Hanedanlara... İslamcı hareketlere... Partilere...
Yakın vade için pek umutlu değil.
Niçin?
Uzun bir tartışma.
***
Türkiye de radarında.
Elbette eleştirileri var.
Fakat daha şanslı buluyor.
***
İki de örneği var.
İlki kadınlarla ilgili.
Akademik dünyada kadınların oranı mesela.
Bazı Batılı ülkelerin de ilerisinde.
İkincisi: Türk TV dizileri.
Bölgede Hollywood’dan bile etkili diyor.
Birçoğunu izlemiş.
Sosyolojik analizlerini yapıyor.
Tabii en başta Kurtlar Vadisi’nin...
***
Gelelim son tartışmaya.
Birleşik Arap Emirlikleri Dışişleri Bakanı’nın başlattığı tartışma.
Abdullah bin Zayed ne yaptı?
Fahrettin Paşa üzerinden Türkleri ve Tayyip Erdoğan’ı hedefledi.
Ecdadımızı Kutsal emanetleri Araplardan çalmakla suçladı.
Karın ağrısı başkaydı elbette.
Türkiye, Kudüs meselesi dahil... Amerikancı cephenin karşısında mevzilenmeye başlamıştı.
***
Tartışmalar üzerine Londra’ya dönen Prenses Nesrin’i aradım.
Belli ki, Kutsal Emanetler bir bahaneydi.
Hem Arap dünyasındaki...
Hem de Türkiye’deki bazı tarihi önyargılar kaşınmak isteniyordu.
Şerif Hüseyin ailesi olarak bir cevapları olabilir miydi?
***
O da izliyormuş zaten.
Sonuçta bir metin çıktı ortaya.
Yanda ayrıtısını okuyacaksınız.
***
Özetle şunları söylüyordu Şerif Hüseyin’in torunu:
Bir: Medine Kumandanı Fahrettin Paşa şerefli bir Türk askeridir.
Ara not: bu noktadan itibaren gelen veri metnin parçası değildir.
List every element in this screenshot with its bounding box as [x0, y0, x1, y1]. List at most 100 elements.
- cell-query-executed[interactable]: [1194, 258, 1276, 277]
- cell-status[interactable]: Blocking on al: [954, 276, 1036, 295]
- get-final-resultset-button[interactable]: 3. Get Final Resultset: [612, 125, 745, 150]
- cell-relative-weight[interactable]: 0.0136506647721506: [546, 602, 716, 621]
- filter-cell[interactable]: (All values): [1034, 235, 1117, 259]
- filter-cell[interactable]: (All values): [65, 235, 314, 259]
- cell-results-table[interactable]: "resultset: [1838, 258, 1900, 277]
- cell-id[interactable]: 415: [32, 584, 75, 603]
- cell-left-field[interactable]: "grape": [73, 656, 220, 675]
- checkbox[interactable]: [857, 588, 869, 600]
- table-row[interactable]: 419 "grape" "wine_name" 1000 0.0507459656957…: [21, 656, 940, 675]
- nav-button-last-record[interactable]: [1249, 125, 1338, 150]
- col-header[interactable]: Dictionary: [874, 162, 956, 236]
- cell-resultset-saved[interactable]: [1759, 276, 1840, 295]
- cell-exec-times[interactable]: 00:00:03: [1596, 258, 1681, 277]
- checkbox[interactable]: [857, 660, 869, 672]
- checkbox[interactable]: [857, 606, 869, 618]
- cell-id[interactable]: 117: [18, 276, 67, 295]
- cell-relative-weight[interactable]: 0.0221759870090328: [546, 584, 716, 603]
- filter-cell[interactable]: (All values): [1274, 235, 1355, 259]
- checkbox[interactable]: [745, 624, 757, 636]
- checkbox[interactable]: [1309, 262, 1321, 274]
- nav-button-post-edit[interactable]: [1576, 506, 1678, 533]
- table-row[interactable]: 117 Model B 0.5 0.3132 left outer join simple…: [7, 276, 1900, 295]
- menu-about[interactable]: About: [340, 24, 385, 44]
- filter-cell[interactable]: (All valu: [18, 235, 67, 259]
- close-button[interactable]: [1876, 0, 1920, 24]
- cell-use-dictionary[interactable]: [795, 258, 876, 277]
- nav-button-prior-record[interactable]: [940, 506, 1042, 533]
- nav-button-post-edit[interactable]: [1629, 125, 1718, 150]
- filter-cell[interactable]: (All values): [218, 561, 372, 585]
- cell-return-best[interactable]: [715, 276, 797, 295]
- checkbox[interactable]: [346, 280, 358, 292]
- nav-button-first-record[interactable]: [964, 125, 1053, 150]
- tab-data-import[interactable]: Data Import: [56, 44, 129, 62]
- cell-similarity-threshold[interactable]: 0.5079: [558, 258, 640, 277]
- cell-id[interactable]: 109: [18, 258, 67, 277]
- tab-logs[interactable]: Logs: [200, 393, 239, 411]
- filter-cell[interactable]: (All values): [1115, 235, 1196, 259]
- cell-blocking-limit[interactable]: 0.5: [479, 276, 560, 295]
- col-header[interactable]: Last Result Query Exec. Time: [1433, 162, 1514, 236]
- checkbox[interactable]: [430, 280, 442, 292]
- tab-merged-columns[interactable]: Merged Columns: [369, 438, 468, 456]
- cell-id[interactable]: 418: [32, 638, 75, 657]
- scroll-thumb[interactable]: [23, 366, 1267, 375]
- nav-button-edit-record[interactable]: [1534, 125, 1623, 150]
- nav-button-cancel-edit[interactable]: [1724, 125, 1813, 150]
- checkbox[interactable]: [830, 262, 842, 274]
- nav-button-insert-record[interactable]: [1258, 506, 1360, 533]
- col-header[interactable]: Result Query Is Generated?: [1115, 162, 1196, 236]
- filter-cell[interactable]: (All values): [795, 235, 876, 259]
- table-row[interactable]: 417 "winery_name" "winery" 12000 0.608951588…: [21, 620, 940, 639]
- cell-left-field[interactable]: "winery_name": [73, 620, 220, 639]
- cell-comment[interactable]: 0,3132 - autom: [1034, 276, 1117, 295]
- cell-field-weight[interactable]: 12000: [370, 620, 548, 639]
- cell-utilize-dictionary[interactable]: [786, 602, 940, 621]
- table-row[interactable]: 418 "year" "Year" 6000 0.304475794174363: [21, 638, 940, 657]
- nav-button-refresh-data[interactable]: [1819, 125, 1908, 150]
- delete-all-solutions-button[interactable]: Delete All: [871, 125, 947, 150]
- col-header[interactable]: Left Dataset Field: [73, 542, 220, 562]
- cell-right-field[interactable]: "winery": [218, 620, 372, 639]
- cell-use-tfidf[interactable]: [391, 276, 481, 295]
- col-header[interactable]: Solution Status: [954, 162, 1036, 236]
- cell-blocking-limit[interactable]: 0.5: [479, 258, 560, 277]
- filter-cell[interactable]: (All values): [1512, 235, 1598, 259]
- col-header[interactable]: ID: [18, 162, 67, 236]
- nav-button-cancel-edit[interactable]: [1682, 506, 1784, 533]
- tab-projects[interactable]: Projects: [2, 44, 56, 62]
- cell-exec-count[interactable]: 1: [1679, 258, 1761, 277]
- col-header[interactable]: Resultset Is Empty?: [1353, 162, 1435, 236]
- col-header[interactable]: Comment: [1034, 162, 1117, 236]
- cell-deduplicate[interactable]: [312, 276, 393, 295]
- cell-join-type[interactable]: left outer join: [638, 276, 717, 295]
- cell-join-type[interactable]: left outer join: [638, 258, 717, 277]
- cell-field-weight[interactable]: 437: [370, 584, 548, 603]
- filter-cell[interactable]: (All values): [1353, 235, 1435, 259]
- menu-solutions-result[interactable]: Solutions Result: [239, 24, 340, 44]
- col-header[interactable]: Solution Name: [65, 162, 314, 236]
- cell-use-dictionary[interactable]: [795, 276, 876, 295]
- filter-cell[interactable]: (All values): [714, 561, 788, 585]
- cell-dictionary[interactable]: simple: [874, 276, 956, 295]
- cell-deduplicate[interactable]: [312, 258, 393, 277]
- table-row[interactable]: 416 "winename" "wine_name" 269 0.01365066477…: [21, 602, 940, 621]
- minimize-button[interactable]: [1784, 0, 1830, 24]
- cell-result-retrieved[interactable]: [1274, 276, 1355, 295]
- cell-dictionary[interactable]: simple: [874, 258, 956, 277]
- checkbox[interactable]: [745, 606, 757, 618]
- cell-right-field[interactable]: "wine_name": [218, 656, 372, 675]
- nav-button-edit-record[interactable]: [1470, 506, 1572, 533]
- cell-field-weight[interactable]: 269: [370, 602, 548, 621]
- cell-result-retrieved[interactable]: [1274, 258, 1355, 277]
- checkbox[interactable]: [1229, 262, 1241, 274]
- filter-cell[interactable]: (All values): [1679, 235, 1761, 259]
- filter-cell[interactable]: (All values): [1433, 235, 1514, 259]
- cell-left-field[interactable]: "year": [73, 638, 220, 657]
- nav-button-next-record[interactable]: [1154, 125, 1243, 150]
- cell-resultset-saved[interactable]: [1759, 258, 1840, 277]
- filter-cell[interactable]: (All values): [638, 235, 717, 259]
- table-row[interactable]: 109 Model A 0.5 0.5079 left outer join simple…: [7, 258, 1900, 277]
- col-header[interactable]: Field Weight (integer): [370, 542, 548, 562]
Medine’yi İngilizlere karşı savunmuştur.
Medine’nin Arap eşrafı da onu desteklemiştir.
***
İki: Tarihi yazmalar Arapların bilgisi dahilinde İstanbul’a gönderilmiştir.
Hem Medine eşrafının, hem de amcası Şerif Abdullah’ın onayıyla.
Kutsal ve tarihi emanetler iyi ki Türkiye’de korunuyor.
Bazı bedevilerin eline kalsaydı bunlar ya atılır, ya satılırdı.
***
Üç: Bazı kendini bilmezler...
Emperyalist gündemlere bağlı olarak Kutsal Emanetleri gündeme getirdi.
Amaçları Türkiye’nin onurlu duruşuna karşı kafaları karıştırmak...
Araplarla Türkler arasına fitne sokmak...
Türkiye’yi bölmektir.
Türkiye bölünürse bütün İslam dünyası kaosa girer.
***
Dört: Şerif Hüseyin Osmanlıya ihanet etmedi.
Olanlar: İttihat Terakki ve Cemal Paşa’nın yanlışları yüzündendir.
Bu fitneyi Dedem Faysal ve Büyük Atatürk, anlaşarak ortadan kaldırlar.
(Irak Kralı Faysal’ın 1927’de Ankara’da Atatürk’le buluşmasına gönderme yapıyor).
***
Beş: Dedem Türkiye’de eğitim gördü.
Babam bir sure Türkiye’de Atatürk’ün yakınında kaldı.
Türkiye bizim ikinci vatanımızdır.
***
Son söz: Türkiye’yi yönetenler bu sesi inşallah duyarlar.